Augusta School District USD 402 Superintendent released the following statement:
While managing the many, and ongoing, challenges that this pandemic has presented, Augusta public schools have remained committed to following the guidance from KDHE and the Butler County Health Department in order to keep safety our primary goal during a historic worldwide health pandemic.
Sadly, the pandemic has had a significant impact on the education system across the country and has changed the way schools approach education and activities, and our seniors have experienced loss as a part of it. Without a doubt, it has been difficult for our students (and students across the country) as many of the traditional elements of school have had to be modified or cancelled due to a pandemic that was out of anyone’s control.

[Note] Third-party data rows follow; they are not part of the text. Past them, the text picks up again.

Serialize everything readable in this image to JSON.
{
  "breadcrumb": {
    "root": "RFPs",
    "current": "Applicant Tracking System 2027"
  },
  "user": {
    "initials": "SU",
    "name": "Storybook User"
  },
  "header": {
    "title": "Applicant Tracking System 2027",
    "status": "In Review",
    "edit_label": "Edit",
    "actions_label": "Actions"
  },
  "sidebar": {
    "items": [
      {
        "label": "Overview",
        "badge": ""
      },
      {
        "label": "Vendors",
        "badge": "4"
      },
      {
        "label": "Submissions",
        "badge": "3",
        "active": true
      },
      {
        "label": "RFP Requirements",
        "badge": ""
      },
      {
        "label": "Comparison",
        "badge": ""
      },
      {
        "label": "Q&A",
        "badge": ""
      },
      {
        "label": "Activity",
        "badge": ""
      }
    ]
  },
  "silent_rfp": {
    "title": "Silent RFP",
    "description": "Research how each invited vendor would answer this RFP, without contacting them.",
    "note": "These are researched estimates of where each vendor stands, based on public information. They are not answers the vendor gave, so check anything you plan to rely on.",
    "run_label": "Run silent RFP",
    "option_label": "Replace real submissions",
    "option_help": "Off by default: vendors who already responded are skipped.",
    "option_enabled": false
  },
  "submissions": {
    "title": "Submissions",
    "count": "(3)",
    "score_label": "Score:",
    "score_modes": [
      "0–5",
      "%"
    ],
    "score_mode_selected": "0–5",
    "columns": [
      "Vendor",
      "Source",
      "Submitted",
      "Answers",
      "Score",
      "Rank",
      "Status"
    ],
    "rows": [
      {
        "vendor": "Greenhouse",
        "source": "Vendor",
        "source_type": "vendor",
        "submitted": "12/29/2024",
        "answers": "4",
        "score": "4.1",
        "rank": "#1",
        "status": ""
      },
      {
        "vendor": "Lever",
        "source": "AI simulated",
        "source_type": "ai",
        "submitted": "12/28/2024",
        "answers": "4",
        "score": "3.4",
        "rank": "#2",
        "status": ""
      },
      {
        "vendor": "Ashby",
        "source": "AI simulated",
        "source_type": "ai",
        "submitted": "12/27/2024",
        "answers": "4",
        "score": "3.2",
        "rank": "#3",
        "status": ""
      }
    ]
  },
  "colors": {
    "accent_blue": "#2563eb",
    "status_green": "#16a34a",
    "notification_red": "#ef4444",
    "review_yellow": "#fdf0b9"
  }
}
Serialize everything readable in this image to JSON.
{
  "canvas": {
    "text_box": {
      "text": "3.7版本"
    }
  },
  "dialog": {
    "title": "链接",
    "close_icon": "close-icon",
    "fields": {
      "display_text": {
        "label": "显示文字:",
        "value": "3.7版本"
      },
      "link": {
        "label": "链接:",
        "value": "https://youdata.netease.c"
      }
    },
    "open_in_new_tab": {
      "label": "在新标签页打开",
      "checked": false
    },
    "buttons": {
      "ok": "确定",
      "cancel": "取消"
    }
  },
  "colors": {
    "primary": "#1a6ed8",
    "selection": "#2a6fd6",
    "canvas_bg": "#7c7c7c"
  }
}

Throughout the pandemic, the district has worked with our county’s health department, including planning for a safe graduation ceremony. During the process, we have also been in contact with Butler Community College and other Butler County schools on what they are doing for graduation. We are all having to adjust and find ways to make this both safe and extra special given the circumstances.
Graduation is a capstone experience for our seniors and it is important to us that it is as special as
possible- even during a worldwide health pandemic. Although all possibilities were considered, a July graduation ceremony presented some real challenges. For one, our county health department, whose guidance we have been following throughout this pandemic, stated that it was very unlikely that a traditional July graduation could safely occur.
The district also wanted to advocate for every senior. We have seniors who are going to be entering the workforce or going into the military after graduation and like every other senior they deserve to be recognized along with their peers. To ignore their desire to take part in their own graduation ceremony prior to them serving our country or entering the workforce never seemed appropriate.
I am proud to say that many of our parents and seniors have taken on the challenge to make the most of this historic, yet challenging, graduation year. Students and parents from our advisory group have come up with excellent ideas to personalize this special date for our seniors. Members of the advisory group suggested our city businesses and churches find ways to celebrate our seniors as a community. Senior students in the advisory group led the charge to have their peers submit individual cap-tossing videos to be added to the end of the virtual portion of the ceremony. They have also created a hashtag to follow along with the virtual portion of the ceremony. Parents have also organized a “senior parade” led by police officers from the Augusta Department of Public Safety. Seniors will drive around the lake together prior to lining up in a caravan at the high school to walk across the stage (in person) in their cap and gowns while getting a free professional photo taken as they collect their diploma. Although this will not be the traditional approach to graduation, our seniors are forging ahead, creating a new path, and making the best out of a challenging time in our community, and the world.